Hoy sabemos que aquel Jefe del Estado, pese a su reprobable conducta personal, desempeñó su máxima responsabilidad con notorio acierto político. Impulsó reformas sociales progresistas de gran calado, que los Jefes de Estado y gobernantes que le siguieron, aun siendo de derechas, jamás se atrevieron a suprimir. Siempre se le reconocerá lo mucho que favoreció el desarrollo cultural de su país, la información sin cortapisas que alentaba y su gran personalidad e influencia en Europa.
Cuando falleció, llevaba apartado de la política algunos años. El país expresó su duelo colectivo y sintió el luto como propio. Hoy sigue constituyendo una referencia política en su país.
El lector habrá deducido fácilmente que aquel Jefe de Estado lo fue de la República francesa. Si recordamos hoy a François Mitterrand, debido a la noticia que ocupa la actualidad española en estos días, es para recordar que el hombre como tal es complejo y no deja de serlo por haber sido Jefe de Estado. La institución que en su día representó como jefe del Estado ha de ser ajena e independiente de su comportamiento una vez dejado el cargo.

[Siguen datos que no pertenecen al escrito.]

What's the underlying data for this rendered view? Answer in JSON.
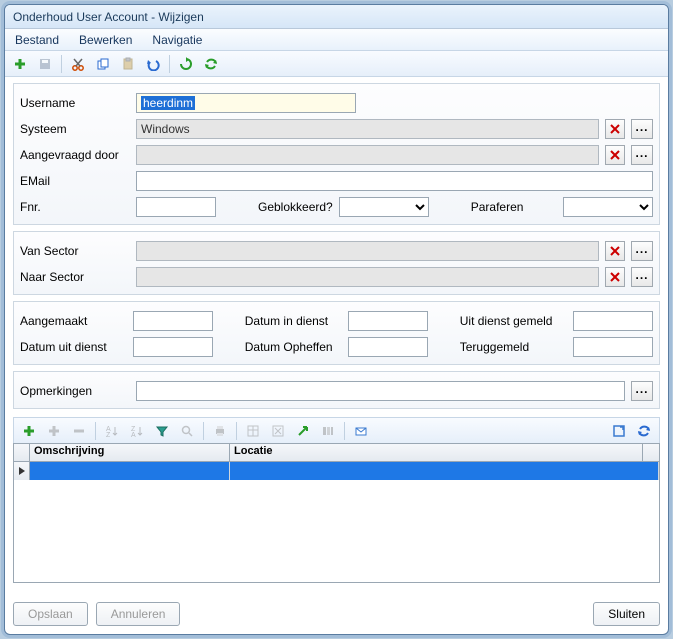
{
  "window": {
    "title": "Onderhoud User Account - Wijzigen"
  },
  "menu": {
    "file": "Bestand",
    "edit": "Bewerken",
    "nav": "Navigatie"
  },
  "form": {
    "username_label": "Username",
    "username_value": "heerdinm",
    "systeem_label": "Systeem",
    "systeem_value": "Windows",
    "aangevraagd_label": "Aangevraagd door",
    "aangevraagd_value": "",
    "email_label": "EMail",
    "email_value": "",
    "fnr_label": "Fnr.",
    "fnr_value": "",
    "geblok_label": "Geblokkeerd?",
    "geblok_value": "",
    "paraferen_label": "Paraferen",
    "paraferen_value": "",
    "van_sector_label": "Van Sector",
    "van_sector_value": "",
    "naar_sector_label": "Naar Sector",
    "naar_sector_value": "",
    "aangemaakt_label": "Aangemaakt",
    "aangemaakt_value": "",
    "datum_in_dienst_label": "Datum in dienst",
    "datum_in_dienst_value": "",
    "uit_dienst_gemeld_label": "Uit dienst gemeld",
    "uit_dienst_gemeld_value": "",
    "datum_uit_dienst_label": "Datum uit dienst",
    "datum_uit_dienst_value": "",
    "datum_opheffen_label": "Datum Opheffen",
    "datum_opheffen_value": "",
    "teruggemeld_label": "Teruggemeld",
    "teruggemeld_value": "",
    "opmerkingen_label": "Opmerkingen",
    "opmerkingen_value": ""
  },
  "grid": {
    "col1": "Omschrijving",
    "col2": "Locatie"
  },
  "buttons": {
    "save": "Opslaan",
    "cancel": "Annuleren",
    "close": "Sluiten",
    "ellipsis": "..."
  }
}
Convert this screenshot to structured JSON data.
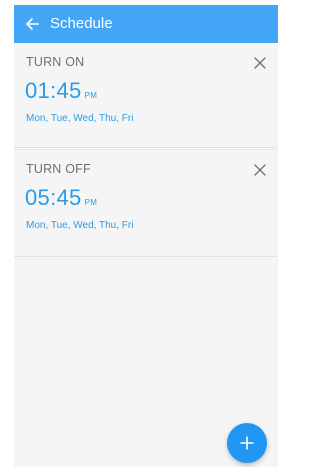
{
  "appbar": {
    "title": "Schedule"
  },
  "schedules": [
    {
      "mode": "TURN ON",
      "time": "01:45",
      "ampm": "PM",
      "days": "Mon, Tue, Wed, Thu, Fri"
    },
    {
      "mode": "TURN OFF",
      "time": "05:45",
      "ampm": "PM",
      "days": "Mon, Tue, Wed, Thu, Fri"
    }
  ],
  "colors": {
    "appbar": "#42a5f5",
    "accent": "#2b9be6",
    "fab": "#2196f3",
    "background": "#f5f5f5"
  },
  "icons": {
    "back": "arrow-left-icon",
    "close": "close-icon",
    "add": "plus-icon"
  }
}
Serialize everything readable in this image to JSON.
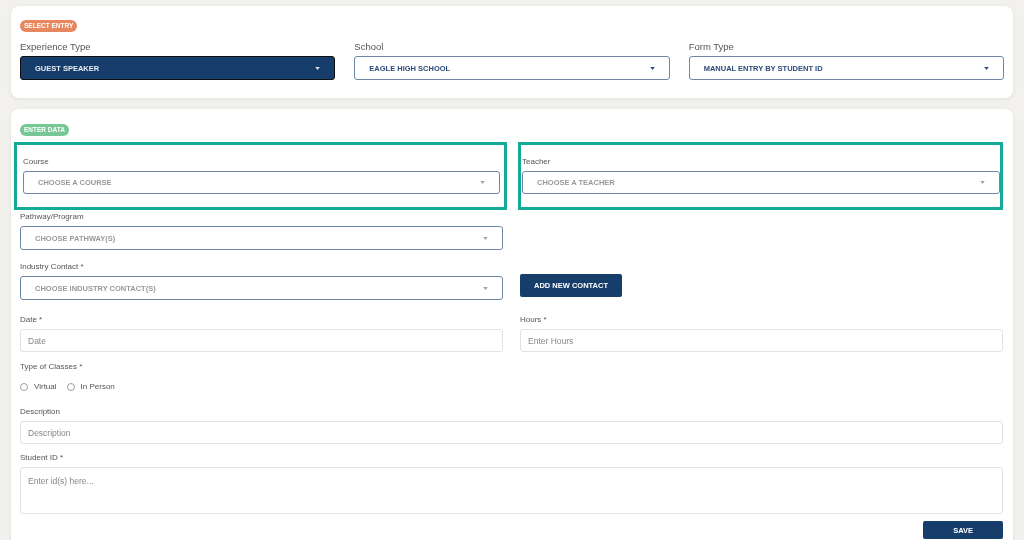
{
  "select_entry": {
    "badge": "SELECT ENTRY",
    "fields": [
      {
        "label": "Experience Type",
        "value": "GUEST SPEAKER",
        "active": true
      },
      {
        "label": "School",
        "value": "EAGLE HIGH SCHOOL",
        "active": false
      },
      {
        "label": "Form Type",
        "value": "MANUAL ENTRY BY STUDENT ID",
        "active": false
      }
    ]
  },
  "enter_data": {
    "badge": "ENTER DATA",
    "course": {
      "label": "Course",
      "placeholder": "CHOOSE A COURSE",
      "highlighted": true
    },
    "teacher": {
      "label": "Teacher",
      "placeholder": "CHOOSE A TEACHER",
      "highlighted": true
    },
    "pathway": {
      "label": "Pathway/Program",
      "placeholder": "CHOOSE PATHWAY(S)"
    },
    "industry_contact": {
      "label": "Industry Contact *",
      "placeholder": "CHOOSE INDUSTRY CONTACT(S)"
    },
    "add_contact_button": "ADD NEW CONTACT",
    "date": {
      "label": "Date *",
      "placeholder": "Date"
    },
    "hours": {
      "label": "Hours *",
      "placeholder": "Enter Hours"
    },
    "type_of_classes": {
      "label": "Type of Classes *",
      "options": [
        {
          "label": "Virtual",
          "checked": false
        },
        {
          "label": "In Person",
          "checked": false
        }
      ]
    },
    "description": {
      "label": "Description",
      "placeholder": "Description"
    },
    "student_id": {
      "label": "Student ID *",
      "placeholder": "Enter id(s) here..."
    },
    "save_button": "SAVE"
  }
}
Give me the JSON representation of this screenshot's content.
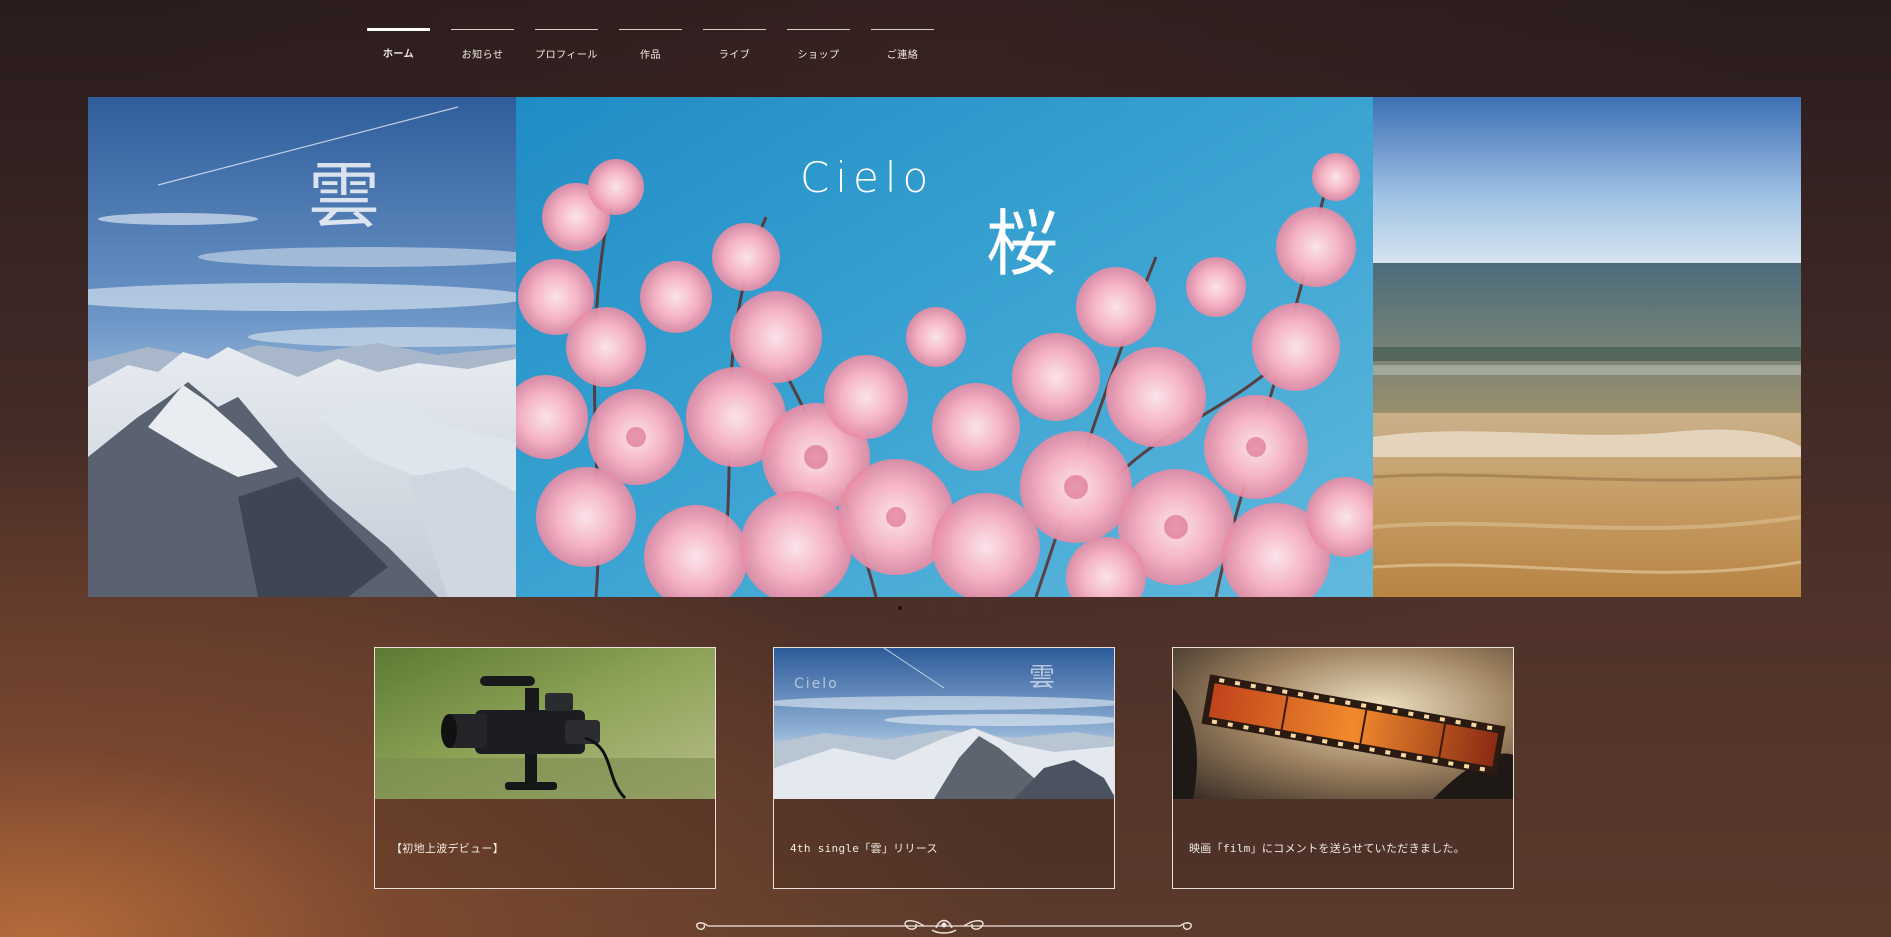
{
  "nav": {
    "items": [
      {
        "label": "ホーム",
        "active": true
      },
      {
        "label": "お知らせ"
      },
      {
        "label": "プロフィール"
      },
      {
        "label": "作品"
      },
      {
        "label": "ライブ"
      },
      {
        "label": "ショップ"
      },
      {
        "label": "ご連絡"
      }
    ]
  },
  "slider": {
    "slides": [
      {
        "title": "雲",
        "scene": "snowy-mountains-sky"
      },
      {
        "title_en": "Cielo",
        "title_jp": "桜",
        "scene": "cherry-blossoms-sky"
      },
      {
        "scene": "beach-sea-sand"
      }
    ],
    "dots": 4,
    "active_dot": 0
  },
  "cards": [
    {
      "text": "【初地上波デビュー】",
      "image": "video-camera"
    },
    {
      "text": "4th single「雲」リリース",
      "image": "mountains-cielo-kumo",
      "image_text_en": "Cielo",
      "image_text_jp": "雲"
    },
    {
      "text": "映画「film」にコメントを送らせていただきました。",
      "image": "film-strip"
    }
  ],
  "colors": {
    "background_dark": "#2a1c1d",
    "background_warm": "#5a3a2c",
    "accent_white": "#ffffff",
    "card_border": "#eadfd8"
  }
}
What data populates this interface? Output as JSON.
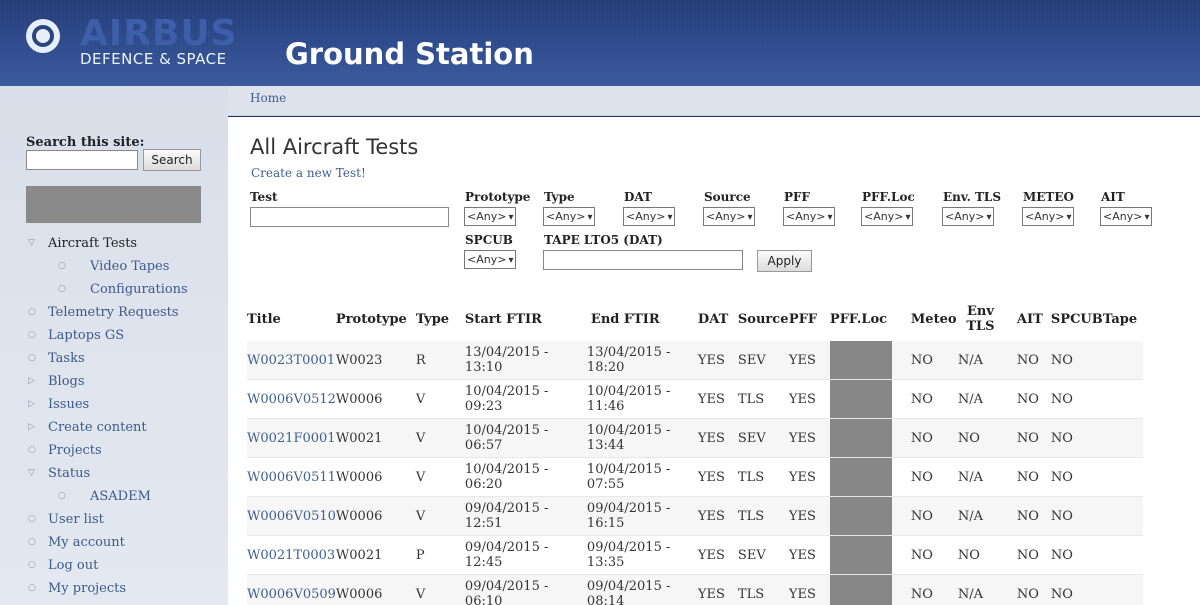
{
  "header": {
    "brand_name": "AIRBUS",
    "brand_sub": "DEFENCE & SPACE",
    "site_name": "Ground Station"
  },
  "breadcrumb": {
    "home": "Home"
  },
  "sidebar": {
    "search_label": "Search this site:",
    "search_button": "Search",
    "search_value": "",
    "items": [
      {
        "label": "Aircraft Tests",
        "bullet": "▽"
      },
      {
        "label": "Video Tapes",
        "bullet": "○"
      },
      {
        "label": "Configurations",
        "bullet": "○"
      },
      {
        "label": "Telemetry Requests",
        "bullet": "○"
      },
      {
        "label": "Laptops GS",
        "bullet": "○"
      },
      {
        "label": "Tasks",
        "bullet": "○"
      },
      {
        "label": "Blogs",
        "bullet": "▷"
      },
      {
        "label": "Issues",
        "bullet": "▷"
      },
      {
        "label": "Create content",
        "bullet": "▷"
      },
      {
        "label": "Projects",
        "bullet": "○"
      },
      {
        "label": "Status",
        "bullet": "▽"
      },
      {
        "label": "ASADEM",
        "bullet": "○"
      },
      {
        "label": "User list",
        "bullet": "○"
      },
      {
        "label": "My account",
        "bullet": "○"
      },
      {
        "label": "Log out",
        "bullet": "○"
      },
      {
        "label": "My projects",
        "bullet": "○"
      }
    ]
  },
  "main": {
    "title": "All Aircraft Tests",
    "create_link": "Create a new Test!",
    "filters": {
      "test_label": "Test",
      "test_value": "",
      "selects": [
        {
          "label": "Prototype",
          "value": "<Any>"
        },
        {
          "label": "Type",
          "value": "<Any>"
        },
        {
          "label": "DAT",
          "value": "<Any>"
        },
        {
          "label": "Source",
          "value": "<Any>"
        },
        {
          "label": "PFF",
          "value": "<Any>"
        },
        {
          "label": "PFF.Loc",
          "value": "<Any>"
        },
        {
          "label": "Env. TLS",
          "value": "<Any>"
        },
        {
          "label": "METEO",
          "value": "<Any>"
        },
        {
          "label": "AIT",
          "value": "<Any>"
        },
        {
          "label": "SPCUB",
          "value": "<Any>"
        }
      ],
      "tape_label": "TAPE LTO5 (DAT)",
      "tape_value": "",
      "apply": "Apply"
    },
    "table": {
      "headers": [
        "Title",
        "Prototype",
        "Type",
        "Start FTIR",
        "End FTIR",
        "DAT",
        "Source",
        "PFF",
        "PFF.Loc",
        "Meteo",
        "Env TLS",
        "AIT",
        "SPCUB",
        "Tape"
      ],
      "rows": [
        {
          "title": "W0023T0001",
          "prototype": "W0023",
          "type": "R",
          "start": "13/04/2015 - 13:10",
          "end1": "13/04/2015 -",
          "end2": "18:20",
          "dat": "YES",
          "source": "SEV",
          "pff": "YES",
          "meteo": "NO",
          "env": "N/A",
          "ait": "NO",
          "spcub": "NO"
        },
        {
          "title": "W0006V0512",
          "prototype": "W0006",
          "type": "V",
          "start": "10/04/2015 - 09:23",
          "end1": "10/04/2015 -",
          "end2": "11:46",
          "dat": "YES",
          "source": "TLS",
          "pff": "YES",
          "meteo": "NO",
          "env": "N/A",
          "ait": "NO",
          "spcub": "NO"
        },
        {
          "title": "W0021F0001",
          "prototype": "W0021",
          "type": "V",
          "start": "10/04/2015 - 06:57",
          "end1": "10/04/2015 -",
          "end2": "13:44",
          "dat": "YES",
          "source": "SEV",
          "pff": "YES",
          "meteo": "NO",
          "env": "NO",
          "ait": "NO",
          "spcub": "NO"
        },
        {
          "title": "W0006V0511",
          "prototype": "W0006",
          "type": "V",
          "start": "10/04/2015 - 06:20",
          "end1": "10/04/2015 -",
          "end2": "07:55",
          "dat": "YES",
          "source": "TLS",
          "pff": "YES",
          "meteo": "NO",
          "env": "N/A",
          "ait": "NO",
          "spcub": "NO"
        },
        {
          "title": "W0006V0510",
          "prototype": "W0006",
          "type": "V",
          "start": "09/04/2015 - 12:51",
          "end1": "09/04/2015 -",
          "end2": "16:15",
          "dat": "YES",
          "source": "TLS",
          "pff": "YES",
          "meteo": "NO",
          "env": "N/A",
          "ait": "NO",
          "spcub": "NO"
        },
        {
          "title": "W0021T0003",
          "prototype": "W0021",
          "type": "P",
          "start": "09/04/2015 - 12:45",
          "end1": "09/04/2015 -",
          "end2": "13:35",
          "dat": "YES",
          "source": "SEV",
          "pff": "YES",
          "meteo": "NO",
          "env": "NO",
          "ait": "NO",
          "spcub": "NO"
        },
        {
          "title": "W0006V0509",
          "prototype": "W0006",
          "type": "V",
          "start": "09/04/2015 - 06:10",
          "end1": "09/04/2015 -",
          "end2": "08:14",
          "dat": "YES",
          "source": "TLS",
          "pff": "YES",
          "meteo": "NO",
          "env": "N/A",
          "ait": "NO",
          "spcub": "NO"
        }
      ]
    }
  },
  "colors": {
    "header": "#2f4c8e",
    "link": "#3f5f8f",
    "redacted": "#878787"
  }
}
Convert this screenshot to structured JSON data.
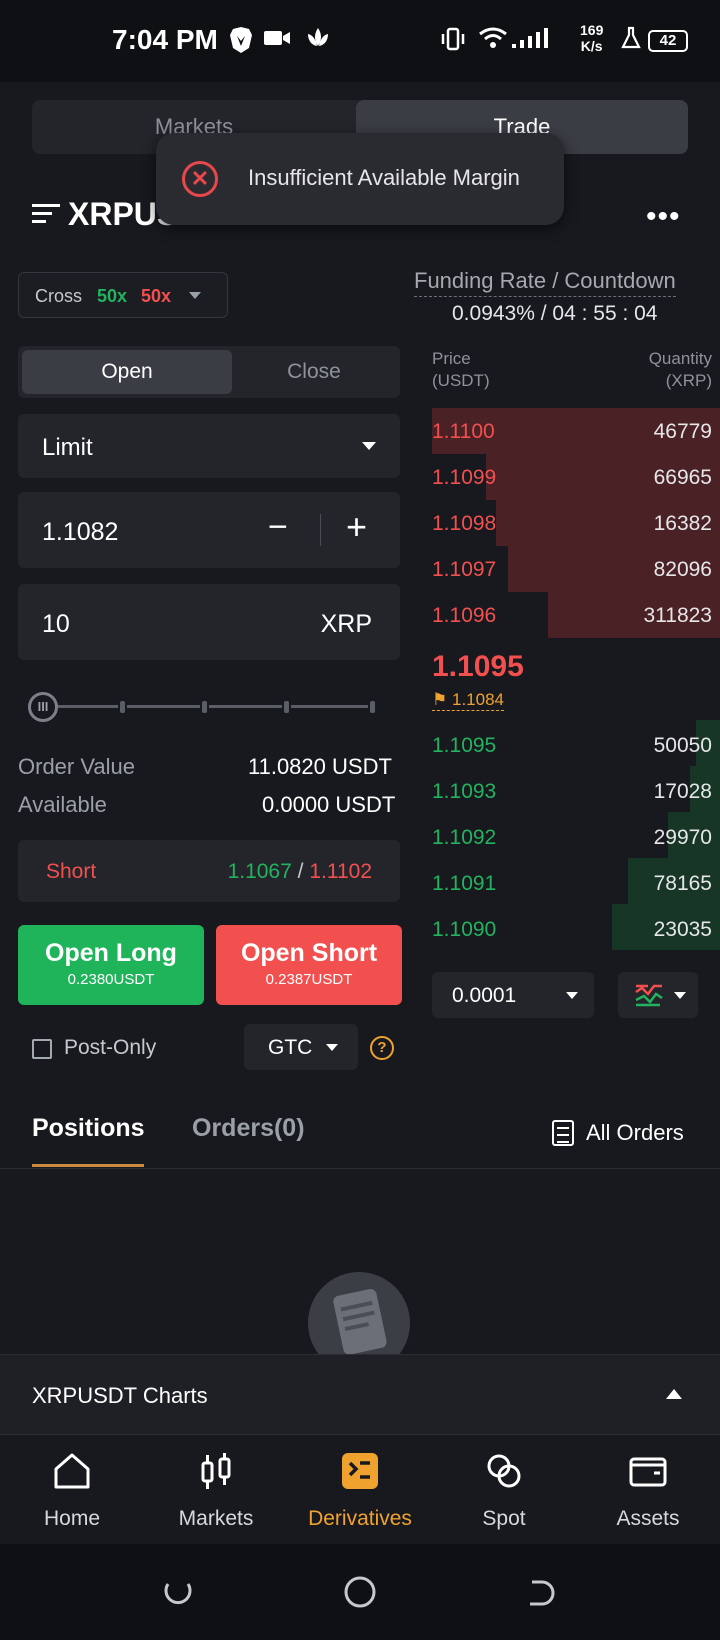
{
  "status_bar": {
    "time": "7:04 PM",
    "net_speed": "169",
    "net_unit": "K/s",
    "battery": "42"
  },
  "top_tabs": {
    "markets": "Markets",
    "trade": "Trade"
  },
  "toast": {
    "message": "Insufficient Available Margin"
  },
  "header": {
    "symbol": "XRPUSDT",
    "more": "•••"
  },
  "margin": {
    "mode": "Cross",
    "long_leverage": "50x",
    "short_leverage": "50x"
  },
  "funding": {
    "label": "Funding Rate / Countdown",
    "value": "0.0943% / 04 : 55 : 04"
  },
  "order_form": {
    "open": "Open",
    "close": "Close",
    "order_type": "Limit",
    "price": "1.1082",
    "minus": "−",
    "plus": "+",
    "quantity": "10",
    "quantity_unit": "XRP",
    "order_value_label": "Order Value",
    "order_value": "11.0820 USDT",
    "available_label": "Available",
    "available": "0.0000 USDT",
    "position_side": "Short",
    "bid_price": "1.1067",
    "slash": "/",
    "ask_price": "1.1102",
    "open_long": "Open Long",
    "open_long_cost": "0.2380USDT",
    "open_short": "Open Short",
    "open_short_cost": "0.2387USDT",
    "post_only": "Post-Only",
    "tif": "GTC",
    "help": "?"
  },
  "orderbook": {
    "price_header_1": "Price",
    "price_header_2": "(USDT)",
    "qty_header_1": "Quantity",
    "qty_header_2": "(XRP)",
    "asks": [
      {
        "price": "1.1100",
        "qty": "46779"
      },
      {
        "price": "1.1099",
        "qty": "66965"
      },
      {
        "price": "1.1098",
        "qty": "16382"
      },
      {
        "price": "1.1097",
        "qty": "82096"
      },
      {
        "price": "1.1096",
        "qty": "311823"
      }
    ],
    "last_price": "1.1095",
    "mark_price": "1.1084",
    "bids": [
      {
        "price": "1.1095",
        "qty": "50050"
      },
      {
        "price": "1.1093",
        "qty": "17028"
      },
      {
        "price": "1.1092",
        "qty": "29970"
      },
      {
        "price": "1.1091",
        "qty": "78165"
      },
      {
        "price": "1.1090",
        "qty": "23035"
      }
    ],
    "tick_size": "0.0001"
  },
  "positions_tabs": {
    "positions": "Positions",
    "orders": "Orders(0)",
    "all_orders": "All Orders"
  },
  "charts_bar": {
    "label": "XRPUSDT Charts"
  },
  "bottom_nav": [
    {
      "label": "Home",
      "icon": "home-icon"
    },
    {
      "label": "Markets",
      "icon": "candlestick-icon"
    },
    {
      "label": "Derivatives",
      "icon": "derivatives-icon"
    },
    {
      "label": "Spot",
      "icon": "spot-icon"
    },
    {
      "label": "Assets",
      "icon": "wallet-icon"
    }
  ],
  "colors": {
    "buy": "#22b35e",
    "sell": "#f2504f",
    "accent": "#f0a22e",
    "bg": "#18191e"
  }
}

Sería a todas luces ilegítimo transformar lo que supuestamente pudiera ser un delito personal en una crisis institucional. Ahora bien, quien fuera responsable de la máxima jefatura es hoy un ciudadano sometido a la misma ley de la que desde su poder fue garante. La actualidad nos dice que este principio fundamental parece protegido y respetado.
En otros tiempos, hace casi un siglo, José Ortega y Gasset trató de este tema en un ensayo: Mirabeau, o, el político,, sin llegar, a mi parecer, a una conclusión satisfactoria. La Historia abunda en tales casos.